Ayrıca hasta sağlığı açısından son derece hayati olan bu ilaçların, ayaktan tedavi ihtiyaçlarını da karşılayacak şekilde tek elden temini ve dağıtımında güçlük, temin ve dağıtım sırasında oluşabilecek ilaç güvenlik riskleri, İyi Dağıtım Uygulamaları (GDP) açısından belirsizlikler, ön talep uygulamalı sistemde acil hallerde söz konusu ilaçların yetersiz ya da geç temini durumunda oluşacak yaşamsal riskler söz konusudur. İlgili kan ürünleri pazarı toplam 29,2 Milyar TL’ye ulaşan toplam ilaç pazarının % 3,84’ünü oluşturmaktadır. 1, 2 Milyar TL’lik bir pazarın alım garantisi (ön-alım hakkı) ile tek bir firmaya verilmesinin bu alanda bir tekelleşme yaratıp yaratmayacağı göz önünde tutulması gereken bir diğer husustur. Kan ürünü ve diğer ilaç gruplarında yerelleşme adı altında tekelleşmeye izin verecek bu tür uygulamalardan derhal vazgeçilmelidir.”

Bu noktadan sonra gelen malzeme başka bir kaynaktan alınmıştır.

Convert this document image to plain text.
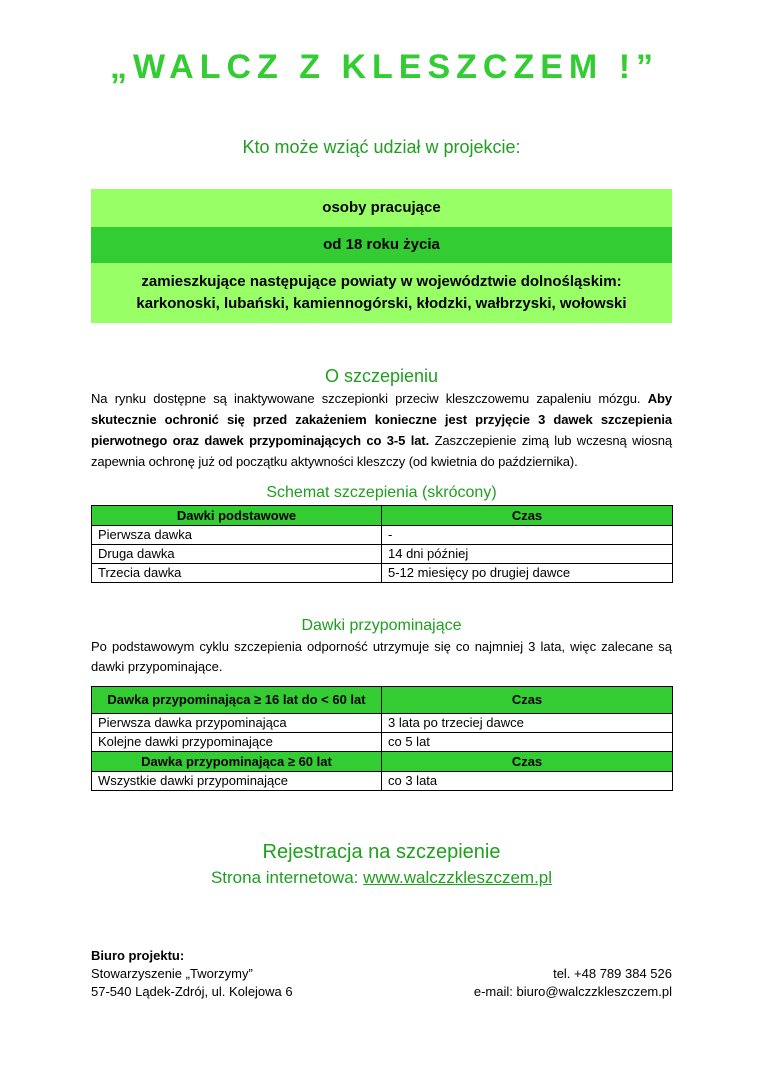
„WALCZ Z KLESZCZEM !”
Kto może wziąć udział w projekcie:
osoby pracujące
od 18 roku życia
zamieszkujące następujące powiaty w województwie dolnośląskim:
karkonoski, lubański, kamiennogórski, kłodzki, wałbrzyski, wołowski
O szczepieniu

Na rynku dostępne są inaktywowane szczepionki przeciw kleszczowemu zapaleniu mózgu. Aby skutecznie ochronić się przed zakażeniem konieczne jest przyjęcie 3 dawek szczepienia pierwotnego oraz dawek przypominających co 3-5 lat. Zaszczepienie zimą lub wczesną wiosną zapewnia ochronę już od początku aktywności kleszczy (od kwietnia do października).

Schemat szczepienia (skrócony)
Dawki podstawowe	Czas
Pierwsza dawka	-
Druga dawka	14 dni później
Trzecia dawka	5-12 miesięcy po drugiej dawce
Dawki przypominające

Po podstawowym cyklu szczepienia odporność utrzymuje się co najmniej 3 lata, więc zalecane są dawki przypominające.

Dawka przypominająca ≥ 16 lat do < 60 lat	Czas
Pierwsza dawka przypominająca	3 lata po trzeciej dawce
Kolejne dawki przypominające	co 5 lat
Dawka przypominająca ≥ 60 lat	Czas
Wszystkie dawki przypominające	co 3 lata
Rejestracja na szczepienie
Strona internetowa: www.walczzkleszczem.pl
Biuro projektu:
Stowarzyszenie „Tworzymy”
57-540 Lądek-Zdrój, ul. Kolejowa 6
tel. +48 789 384 526
e-mail: biuro@walczzkleszczem.pl
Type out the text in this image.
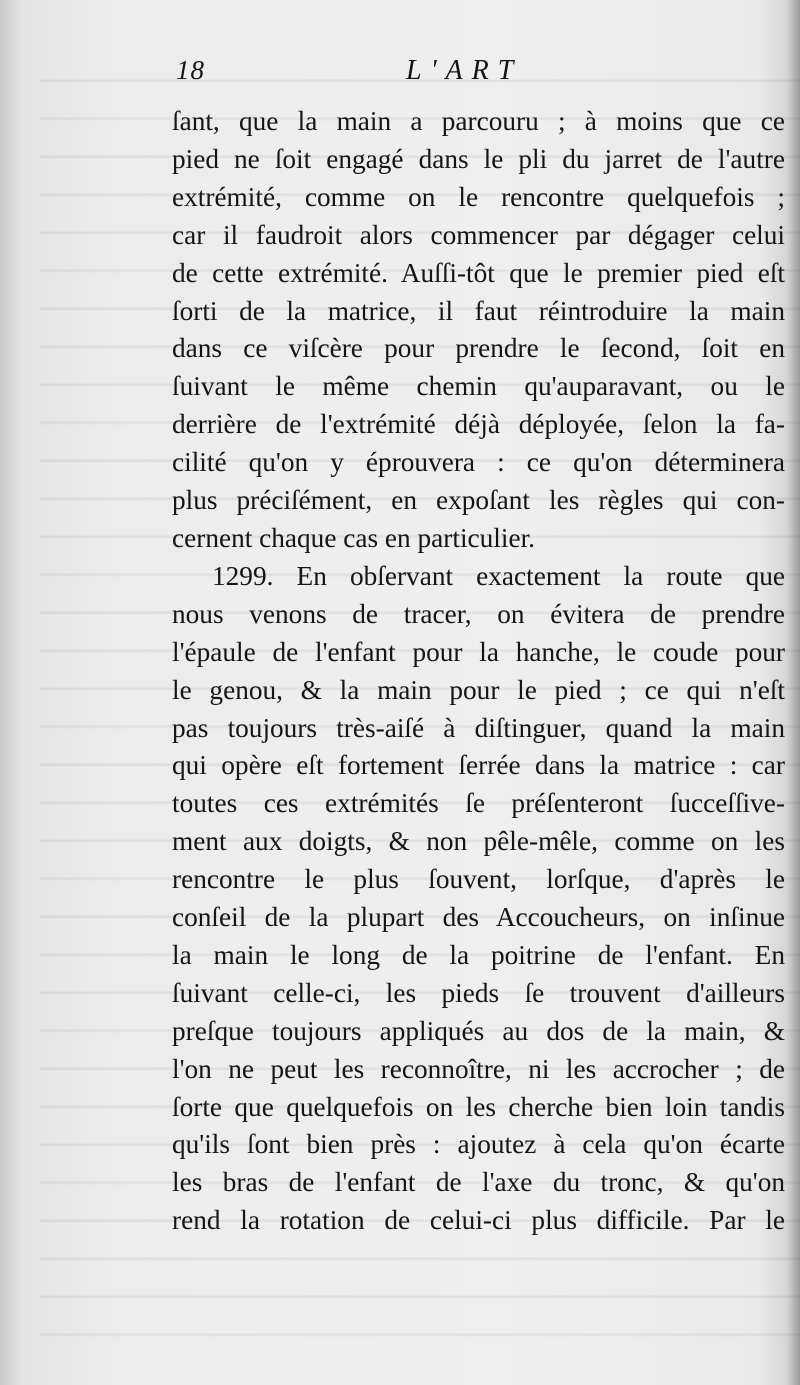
18	L'ART
ſant, que la main a parcouru ; à moins que ce
pied ne ſoit engagé dans le pli du jarret de l'autre
extrémité, comme on le rencontre quelquefois ;
car il faudroit alors commencer par dégager celui
de cette extrémité. Auſſi-tôt que le premier pied eſt
ſorti de la matrice, il faut réintroduire la main
dans ce viſcère pour prendre le ſecond, ſoit en
ſuivant le même chemin qu'auparavant, ou le
derrière de l'extrémité déjà déployée, ſelon la fa-
cilité qu'on y éprouvera : ce qu'on déterminera
plus préciſément, en expoſant les règles qui con-
cernent chaque cas en particulier.
1299. En obſervant exactement la route que
nous venons de tracer, on évitera de prendre
l'épaule de l'enfant pour la hanche, le coude pour
le genou, & la main pour le pied ; ce qui n'eſt
pas toujours très-aiſé à diſtinguer, quand la main
qui opère eſt fortement ſerrée dans la matrice : car
toutes ces extrémités ſe préſenteront ſucceſſive-
ment aux doigts, & non pêle-mêle, comme on les
rencontre le plus ſouvent, lorſque, d'après le
conſeil de la plupart des Accoucheurs, on inſinue
la main le long de la poitrine de l'enfant. En
ſuivant celle-ci, les pieds ſe trouvent d'ailleurs
preſque toujours appliqués au dos de la main, &
l'on ne peut les reconnoître, ni les accrocher ; de
ſorte que quelquefois on les cherche bien loin tandis
qu'ils ſont bien près : ajoutez à cela qu'on écarte
les bras de l'enfant de l'axe du tronc, & qu'on
rend la rotation de celui-ci plus difficile. Par le
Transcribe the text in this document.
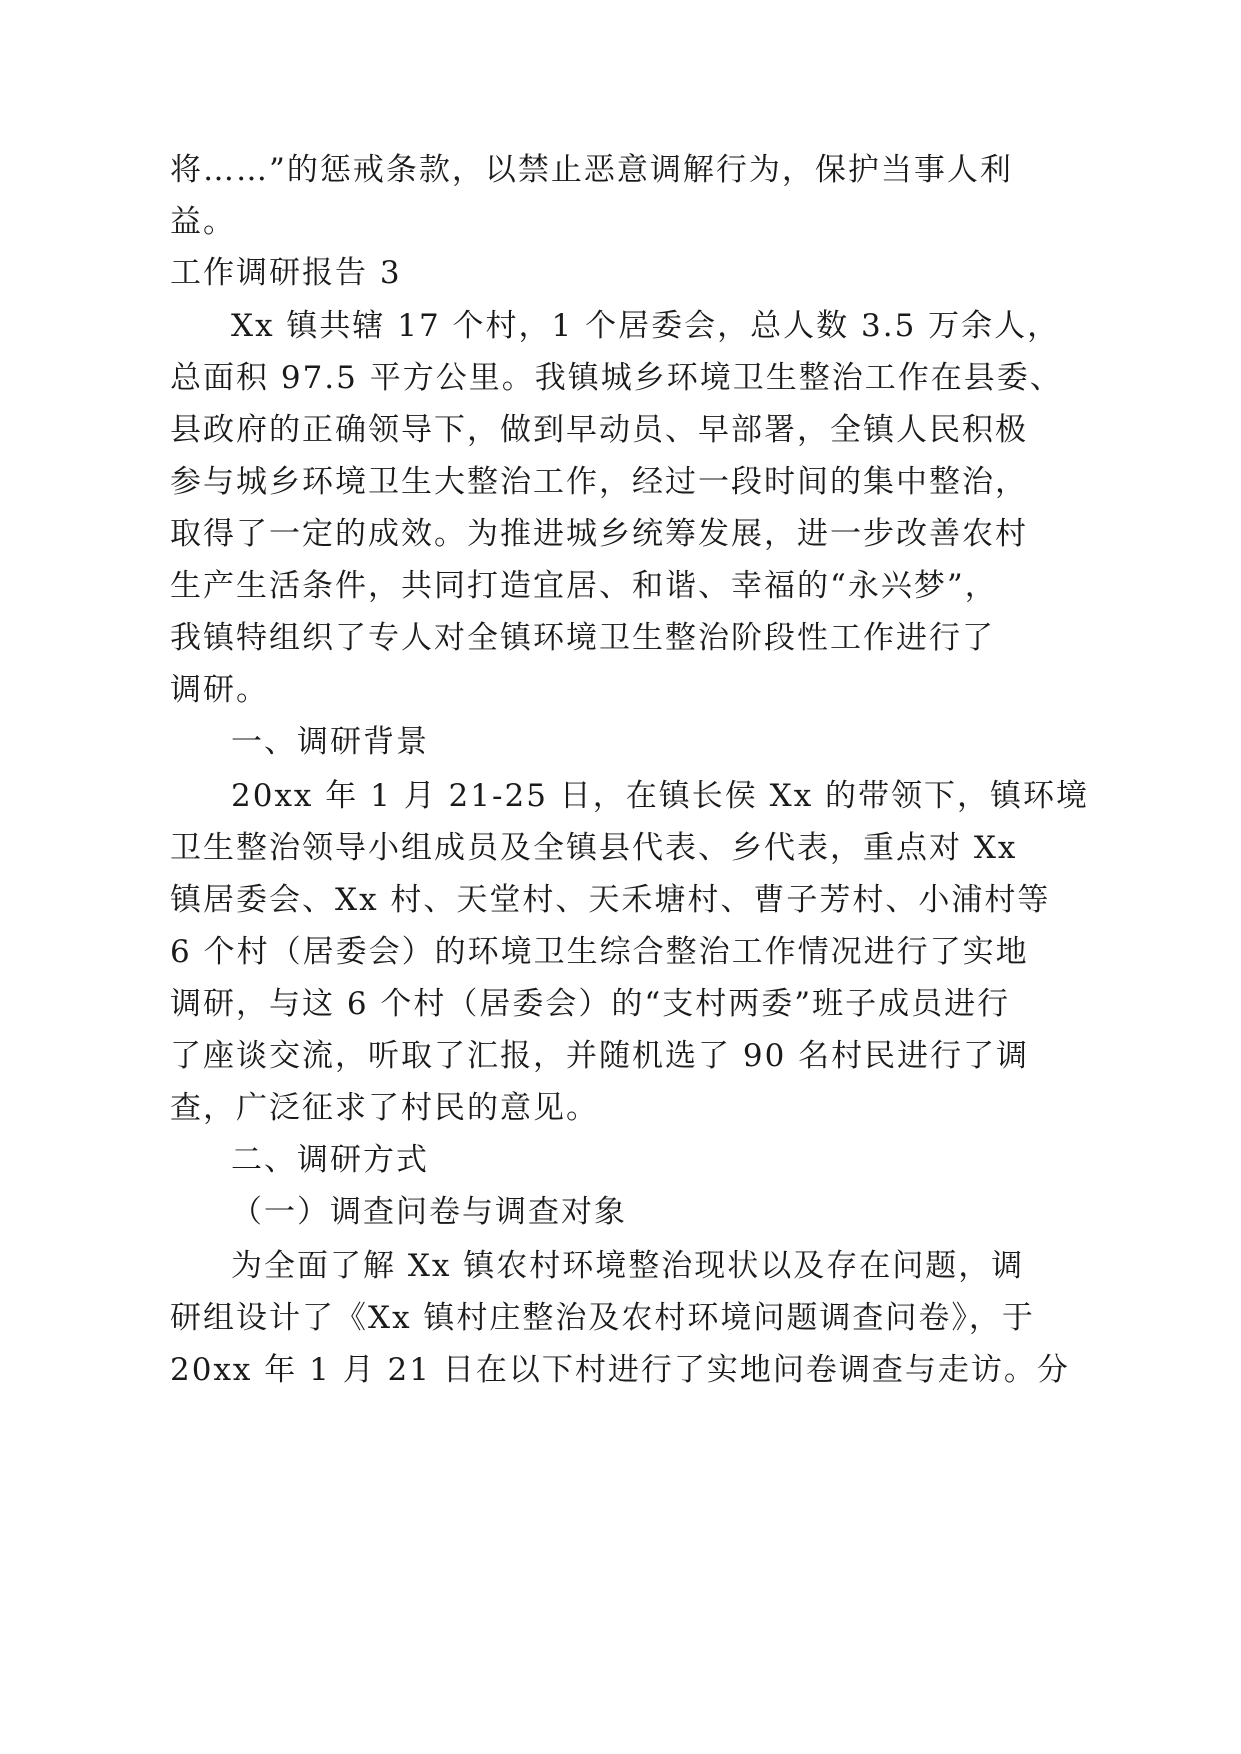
将……”的惩戒条款，以禁止恶意调解行为，保护当事人利
益。
工作调研报告 3
Xx 镇共辖 17 个村，1 个居委会，总人数 3.5 万余人，
总面积 97.5 平方公里。我镇城乡环境卫生整治工作在县委、
县政府的正确领导下，做到早动员、早部署，全镇人民积极
参与城乡环境卫生大整治工作，经过一段时间的集中整治，
取得了一定的成效。为推进城乡统筹发展，进一步改善农村
生产生活条件，共同打造宜居、和谐、幸福的“永兴梦”，
我镇特组织了专人对全镇环境卫生整治阶段性工作进行了
调研。
一、调研背景
20xx 年 1 月 21-25 日，在镇长侯 Xx 的带领下，镇环境
卫生整治领导小组成员及全镇县代表、乡代表，重点对 Xx
镇居委会、Xx 村、天堂村、天禾塘村、曹子芳村、小浦村等
6 个村（居委会）的环境卫生综合整治工作情况进行了实地
调研，与这 6 个村（居委会）的“支村两委”班子成员进行
了座谈交流，听取了汇报，并随机选了 90 名村民进行了调
查，广泛征求了村民的意见。
二、调研方式
（一）调查问卷与调查对象
为全面了解 Xx 镇农村环境整治现状以及存在问题，调
研组设计了《Xx 镇村庄整治及农村环境问题调查问卷》，于
20xx 年 1 月 21 日在以下村进行了实地问卷调查与走访。分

“TESPİT ETTİĞİMİZ BİRÇOK AKSAKLIK BULUNMAKTA”
Kahramanmaraş ve yakın bölgede yer alan Suriyelilerin ilaç ve reçete alımlarıyla ilgili de önemli bilgiler veren Aras sözlerini şöyle tamamladı; “Bölgemiz açısından son derece önemli bir yer tutan Suriye mülteci reçetelerinin karşılanması önemli bir hizmet olmakla birlikte, gördüğümüz ve tespit ettiğimiz birçok aksaklık da bulunmaktadır. Bu tespitlerimizin tamamını ilgililere aktararak ilaç israfının önüne geçilmesi anlamında elimizden geleni yaptık ve yapmaya devam edeceğiz. Suriyeli mültecilerin SGK ilaç sistemine entegrasyonu sağlanarak daha kontrollü ve sağlıklı bir ilaç tedarik sistemine kavuşmasını bu protokol döneminde sağlamaya çalışacağız” dedi.